According to Barman, the new method, which is not yet on the market, addresses the shortcomings of the two most widely used COVID-19 tests – PCR and rapid tests. The approach is unique in that it is label-free, requiring no further chemical modification such as molecular tagging or antibody functionalization. As a result, the sensor could be used in wearable gadgets in the future.
PCR tests are extremely accurate, but they require time-consuming sample preparation, with results taking hours or even days to analyze in the lab. Rapid tests, on the other hand, which check for the presence of antigens, are less effective at detecting early infections and asymptomatic cases and can lead to incorrect results.
The sensor is almost as sensitive as a PCR test and as fast as a rapid antigen test. The sensor achieved 92% accuracy in detecting SARS-COV-2 in saliva samples in the first test, which is comparable to PCR techniques. The sensor was also extremely good at detecting the presence of other viruses, such as H1N1 and Zika.
Large-area nanoimprint lithography, surface-enhanced Raman spectroscopy (SERS), and machine learning are used to create the sensor. It can be used for mass testing on rigid or flexible surfaces in disposable chip formats.
Another important feature of the technology is its use of modern machine learning algorithms to detect very small signs in spectroscopic data, allowing researchers to identify the presence and concentration of the virus.
The flexible wide-field metal-insulating antenna array (FEMIA) is the essential component of the method. In this table, a saliva sample is applied to the material and analyzed using surface-enhanced Raman spectroscopy. This technique uses laser light to study how molecules in the sample being examined vibrate.

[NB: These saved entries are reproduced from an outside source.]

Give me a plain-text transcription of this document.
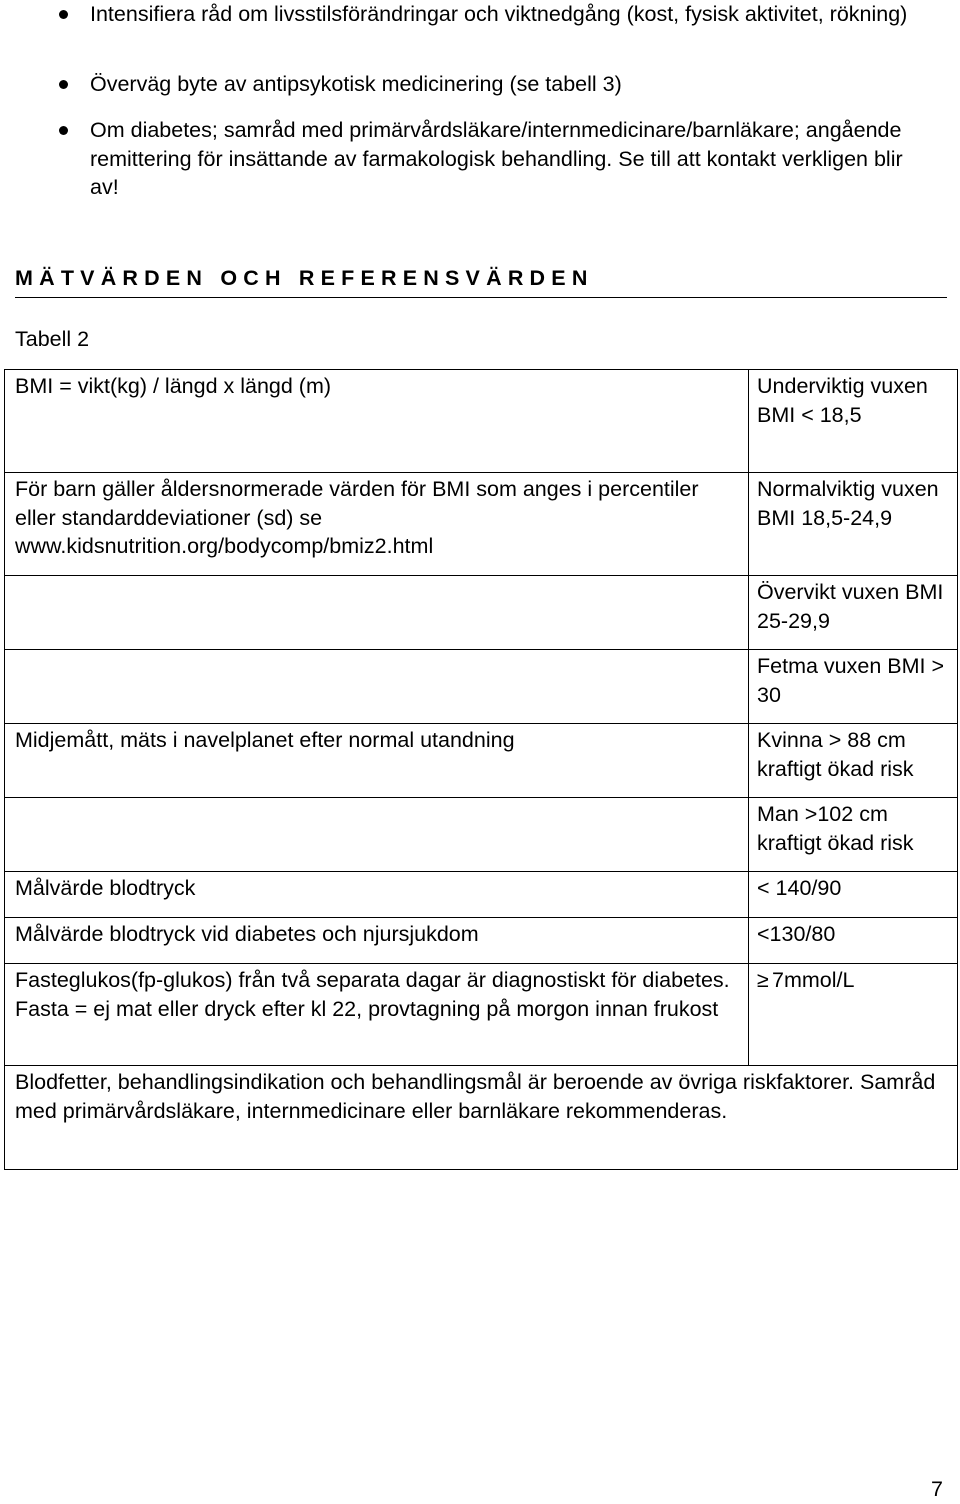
Intensifiera råd om livsstilsförändringar och viktnedgång (kost, fysisk aktivitet, rökning)
Överväg byte av antipsykotisk medicinering (se tabell 3)
Om diabetes; samråd med primärvårdsläkare/internmedicinare/barnläkare; angående remittering för insättande av farmakologisk behandling. Se till att kontakt verkligen blir av!
MÄTVÄRDEN OCH REFERENSVÄRDEN
Tabell 2
BMI = vikt(kg) / längd x längd (m)	Underviktig vuxen BMI < 18,5
För barn gäller åldersnormerade värden för BMI som anges i percentiler eller standarddeviationer (sd) se www.kidsnutrition.org/bodycomp/bmiz2.html	Normalviktig vuxen BMI 18,5-24,9
	Övervikt vuxen BMI 25-29,9
	Fetma vuxen BMI > 30
Midjemått, mäts i navelplanet efter normal utandning	Kvinna > 88 cm kraftigt ökad risk
	Man >102 cm kraftigt ökad risk
Målvärde blodtryck	< 140/90
Målvärde blodtryck vid diabetes och njursjukdom	<130/80
Fasteglukos(fp-glukos) från två separata dagar är diagnostiskt för diabetes. Fasta = ej mat eller dryck efter kl 22, provtagning på morgon innan frukost	≥ 7mmol/L
Blodfetter, behandlingsindikation och behandlingsmål är beroende av övriga riskfaktorer. Samråd med primärvårdsläkare, internmedicinare eller barnläkare rekommenderas.	
7
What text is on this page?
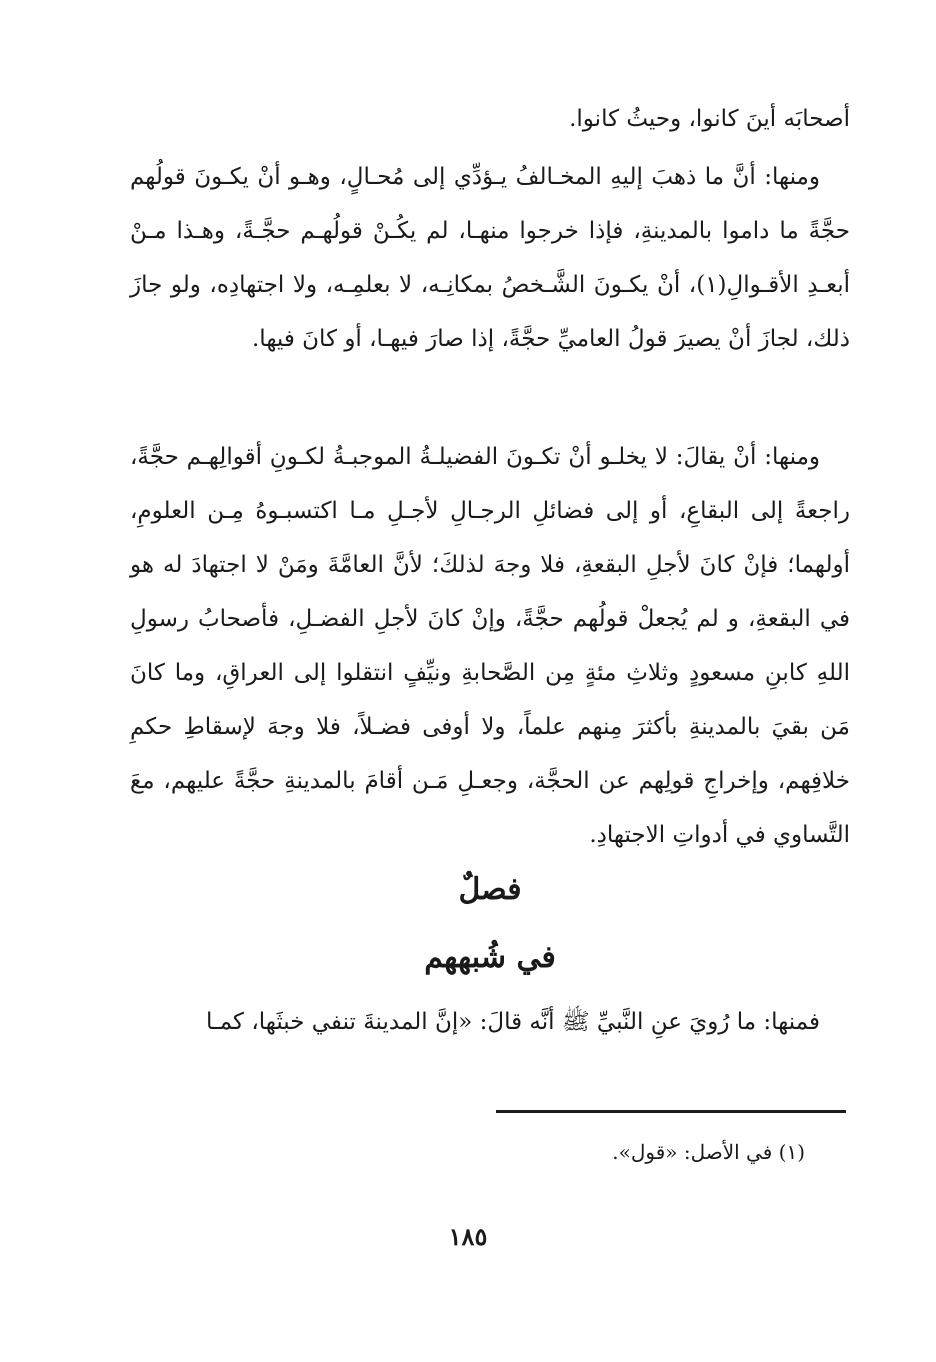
أصحابَه أينَ كانوا، وحيثُ كانوا.

ومنها: أنَّ ما ذهبَ إليهِ المخـالفُ يـؤدِّي إلى مُحـالٍ، وهـو أنْ يكـونَ قولُهم حجَّةً ما داموا بالمدينةِ، فإذا خرجوا منهـا، لم يكُـنْ قولُهـم حجَّـةً، وهـذا مـنْ أبعـدِ الأقـوالِ(١)، أنْ يكـونَ الشَّـخصُ بمكانِـه، لا بعلمِـه، ولا اجتهادِه، ولو جازَ ذلك، لجازَ أنْ يصيرَ قولُ العاميِّ حجَّةً، إذا صارَ فيهـا، أو كانَ فيها.

ومنها: أنْ يقالَ: لا يخلـو أنْ تكـونَ الفضيلـةُ الموجبـةُ لكـونِ أقوالِهـم حجَّةً، راجعةً إلى البقاعِ، أو إلى فضائلِ الرجـالِ لأجـلِ مـا اكتسبـوهُ مِـن العلومِ، أولهما؛ فإنْ كانَ لأجلِ البقعةِ، فلا وجهَ لذلكَ؛ لأنَّ العامَّةَ ومَنْ لا اجتهادَ له هو في البقعةِ، و لم يُجعلْ قولُهم حجَّةً، وإنْ كانَ لأجلِ الفضـلِ، فأصحابُ رسولِ اللهِ كابنِ مسعودٍ وثلاثِ مئةٍ مِن الصَّحابةِ ونيِّفٍ انتقلوا إلى العراقِ، وما كانَ مَن بقيَ بالمدينةِ بأكثرَ مِنهم علماً، ولا أوفى فضـلاً، فلا وجهَ لإسقاطِ حكمِ خلافِهم، وإخراجِ قولِهم عن الحجَّة، وجعـلِ مَـن أقامَ بالمدينةِ حجَّةً عليهم، معَ التَّساوي في أدواتِ الاجتهادِ.

فصلٌ
في شُبههم

فمنها: ما رُويَ عنِ النَّبيِّ ﷺ أنَّه قالَ: «إنَّ المدينةَ تنفي خبثَها، كمـا

(١) في الأصل: «قول».
١٨٥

The nanostructured FEMIA greatly enhances the Raman signal of the virus, allowing the system to detect the presence of virus even if only minor traces exist in the sample. From door handles and building entrances to masks and textiles, the sensor material can be applied to any surface. It can also be used with a handheld test device for quick checks in congested areas such as airports or stadiums.
Researchers are still working to improve the technique and test it with patient samples. The associated intellectual property has been patented by Johns Hopkins Technology Ventures, and the team is pursuing licensing and commercialization prospects.
The study was funded by the National Science Foundation’s Early-concept Grants for Exploratory Research (EAGER) program and the National Institute of Health’s Director’s New Innovator Award.